"He's in the Backseat!"

The NSA searches the world’s airwaves for faint whispers of suicide bombers and elusive terrorists. One Sunday in November of 2002, its listeners scored a rare hit

Inside the National Security Agency’s massive headquarters at Fort Meade, Maryland—a complex so large that the U.S. Capitol Building could easily fit inside it several times over—analysts wearing earphones sit twisting dials and scanning frequencies, hoping to lock on to one of their assigned targets. On November 3, 2002, in Room 3E132, personnel assigned to the agency’s Special Support Activity, which provides sensitive assistance to military commanders around the world, were in constant touch with a Cryptologic Support Group team in Yemen. The CSG—an NSA in microcosm, designed to be sent to critical areas on short notice—was part of a U.S. National Intelligence Support Team working with Yemeni intelligence officials to try to track down al-Qaeda members. Completing the team were Yemen-based CIA officials and their battery of unmanned Predator drones, each armed with deadly Hellfire missiles, based across the Red Sea in Djibouti. From there, the drones could easily reach anywhere in Yemen.

The CSG team was also patrolling the ether, hunting for any signals linked to its targets. High among those targets was Qaed Salim Sinan al-Harethi, a native Yemeni suspected of belonging to al-Qaeda and planning the attack on the USS Cole two years before. But like most of the NSA’s new targets, Harethi knew that the United States was searching for him with an electronic dragnet, hoping to snag a brief satellite phone call and determine his location. He carried with him up to five phones—each one, analysts suspect, equipped with multiple cards to change its number. The NSA had a partial list of his numbers and, because Harethi was such a high-priority target, had set up an alarm to go off if any of them was used.

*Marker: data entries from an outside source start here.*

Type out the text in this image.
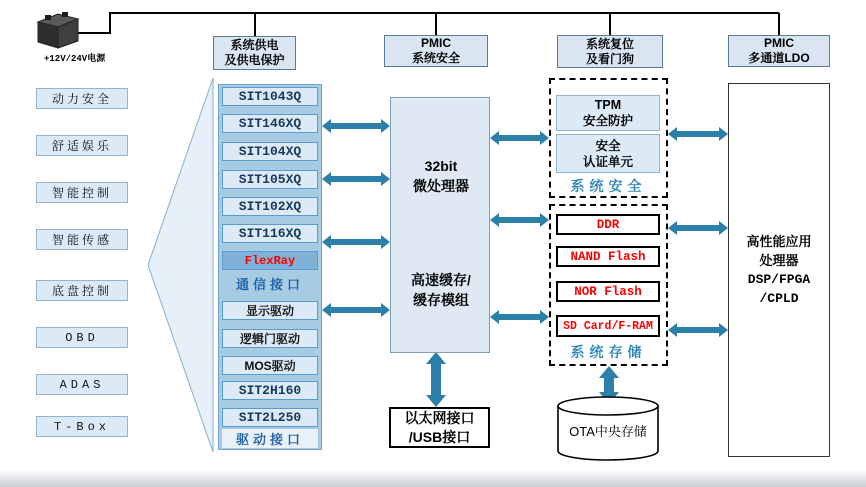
+12V/24V电源
系统供电
及供电保护
PMIC
系统安全
系统复位
及看门狗
PMIC
多通道LDO
动力安全
舒适娱乐
智能控制
智能传感
底盘控制
OBD
ADAS
T-Box
SIT1043Q
SIT146XQ
SIT104XQ
SIT105XQ
SIT102XQ
SIT116XQ
FlexRay
通信接口
显示驱动
逻辑门驱动
MOS驱动
SIT2H160
SIT2L250
驱动接口
32bit
微处理器
高速缓存/
缓存模组
以太网接口
/USB接口
TPM
安全防护
安全
认证单元
系统安全
DDR
NAND Flash
NOR Flash
SD Card/F-RAM
系统存储
OTA中央存储
高性能应用
处理器
DSP/FPGA
/CPLD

That afternoon, the alarm sounded—by some accounts, both at NSA headquarters and in the CSG’s compound in Yemen. The analysts were surprised: the number had not been used for a considerable period of time. Using the Global Positioning System, they pinpointed the signal in the province of Marib, a remote, sand-swept landscape that was controlled by well-armed tribal chiefs and was largely off-limits to Yemeni police. Almost immediately, CIA operators in Djibouti began directing a Predator toward the target.

But the NSA analyst who was monitoring the satellite call was disappointed. Having listened many times over the years to tapes containing the voice of Harethi, he was convinced that the person on the phone was not him. Then he heard another sound. “He’s in the backseat, and he’s giving the driver directions!” the analyst said excitedly, according to an intelligence official familiar with the operation. “That’s him!” shouted the analyst, as a colleague was quickly called over to confirm his opinion. Even though the conversation lasted a brief six seconds, both analysts were sure it was Harethi. Immediately, the information flashed to the Predator command in Djibouti. With the car in plain sight through the Predator’s video sensors, the operators quickly fired a Hellfire missile, turning the vehicle into a ball of flames and killing all six of its occupants.